Supposedly, WGN was losing millions over the lack of success by the Cubs. So they cut ties and just months later the Cubs sign Joe Maddon, announce that they’re ready to try to compete, and start going after free agents like Russell Martin and Jon Lester. Isn’t that like selling your stock when it’s at it’s lowest point? Maybe deCastro got “buy low, sell high” all mixed up.
But I suppose that logic makes sense to someone like him. This is the same guy that starts a sports radio station and puts it on FM radio to go against AM heavyweights The Score and ESPN 1000. You see, I live about 200 miles away from Chicago, and I can hear those stations on my car radio (though ESPN is a little fuzzy).
The listening market is much, much bigger for those stations. To listen to The Game in Bloomington, Springfield, Peoria, or Champaign, you’d need to download an app to your phone. And to get to that point, you’d have to be aware it even existed, which many sports fans in my area were not.
It took deCastro nine whole months to realize that the idea was poorly conceived? But let’s keep the focus where it should be, which is the laid-off employees. The silver lining, which is hard to see when you’re being canned, is that these people will have jobs. They may have to move to new markets, but people like Connor McKnight, Adam Hoge, Harry Teinowitz, Quigley, DiCaro, Finfer, and the rest will have options.
It’s worth pointing out that the Kap and Haugh Show will continue to run because CSN Chicago had picked it up to air in the mornings.
While it wasn’t always smooth and there wasn’t always chemistry, 87.7 The Game was generally honest, sincere, and entertaining. Unlike others in the market, they didn’t rely on a bit or schtick such as yelling at their callers or making fun of an old alcoholic from Milwaukee.
They recognized the progressive move of baseball coverage to the blogging community, having guys like Sahadev Sharma and others on to guest-host. Even during what was probably the worst radio interview I’ve ever heard, Kaplan and Haugh still managed to own the situation and make it entertaining.
While the shutting down of the station isn’t all that surprising or sad in and of itself, the screw-job of the people that went out on a limb to work there is. I hope all of them find something better down the road that allows them to look back on this situation and laugh. But until then, they’ll finish out the next month in a professional and entertaining way, even if they have mixed feelings about doing so.
I know I’ll be listening…on my app.
After this story posted, I was contacted by a party who was present when all of this happened. This person described a nasty scene that wasn’t seen on the air or heard on the radio.

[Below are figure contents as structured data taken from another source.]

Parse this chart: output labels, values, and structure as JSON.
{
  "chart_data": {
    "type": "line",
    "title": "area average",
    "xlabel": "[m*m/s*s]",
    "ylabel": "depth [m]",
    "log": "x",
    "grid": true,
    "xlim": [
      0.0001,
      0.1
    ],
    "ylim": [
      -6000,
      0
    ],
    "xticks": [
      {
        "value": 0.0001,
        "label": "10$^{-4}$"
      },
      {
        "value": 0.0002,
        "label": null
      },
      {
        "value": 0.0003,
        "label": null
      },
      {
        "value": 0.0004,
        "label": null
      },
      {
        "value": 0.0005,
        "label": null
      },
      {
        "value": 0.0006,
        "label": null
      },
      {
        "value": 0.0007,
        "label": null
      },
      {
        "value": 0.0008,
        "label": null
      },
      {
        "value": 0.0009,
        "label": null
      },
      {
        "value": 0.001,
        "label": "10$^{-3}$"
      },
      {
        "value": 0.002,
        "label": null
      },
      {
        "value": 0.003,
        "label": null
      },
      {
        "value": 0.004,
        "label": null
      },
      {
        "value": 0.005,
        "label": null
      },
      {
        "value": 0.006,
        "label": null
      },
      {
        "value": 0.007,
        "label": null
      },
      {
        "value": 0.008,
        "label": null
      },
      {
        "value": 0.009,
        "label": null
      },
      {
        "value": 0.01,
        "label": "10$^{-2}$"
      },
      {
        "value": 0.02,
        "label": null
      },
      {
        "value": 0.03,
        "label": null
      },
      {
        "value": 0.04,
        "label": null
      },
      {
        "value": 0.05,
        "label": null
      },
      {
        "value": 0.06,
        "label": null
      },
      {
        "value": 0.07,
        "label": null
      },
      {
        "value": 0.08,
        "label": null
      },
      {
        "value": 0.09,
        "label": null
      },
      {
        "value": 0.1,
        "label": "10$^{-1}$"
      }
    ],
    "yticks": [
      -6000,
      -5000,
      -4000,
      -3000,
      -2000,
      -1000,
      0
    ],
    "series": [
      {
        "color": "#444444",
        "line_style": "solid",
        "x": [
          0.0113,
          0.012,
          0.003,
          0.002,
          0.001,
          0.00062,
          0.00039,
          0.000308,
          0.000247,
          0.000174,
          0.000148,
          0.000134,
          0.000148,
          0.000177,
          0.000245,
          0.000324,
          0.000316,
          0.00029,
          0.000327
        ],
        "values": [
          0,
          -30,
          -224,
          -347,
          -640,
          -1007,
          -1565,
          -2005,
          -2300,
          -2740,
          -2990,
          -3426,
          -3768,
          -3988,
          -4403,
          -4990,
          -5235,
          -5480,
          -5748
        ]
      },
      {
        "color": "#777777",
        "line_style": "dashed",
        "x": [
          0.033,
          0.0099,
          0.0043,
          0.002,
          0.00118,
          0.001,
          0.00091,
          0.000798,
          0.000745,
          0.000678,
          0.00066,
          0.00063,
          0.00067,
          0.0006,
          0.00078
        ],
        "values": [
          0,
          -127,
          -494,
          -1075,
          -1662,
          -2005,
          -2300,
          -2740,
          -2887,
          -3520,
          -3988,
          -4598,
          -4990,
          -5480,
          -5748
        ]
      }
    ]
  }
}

While the show was on the air, deCastro and Finfer had a conversation in which deCastro threatened to pull Quigs & Finfer off the air mid-show. This all went down just moments after their realization of their fate while they were on the air.
After the show, it escalated further, with the aforementioned show members and producer Joe Romano meeting with deCastro and VP of Programming Todd Manley, and Finfer and DiCaro arguing with deCastro. The source wasn’t able to say what was said, but observed Manley and de Castro getting into a heated exchange with DiCaro, whose position as Social Media Manager for both WGN and The Game has been eliminated, per her Twitter account.
I’m told it’s been a miserable 24 hours at WGN, saying “Many people at The Game left good jobs to come here. Within 24 hours, they’re being treated like they’re radioactive. Management isn’t speaking to them and the WGN staffers act like they don’t exist. I don’t know how they’re supposed to keep coming in here for 6 more weeks. It’s got to be horrible for them. The worst part is none of them did anything wrong, but they are being treated like they did.”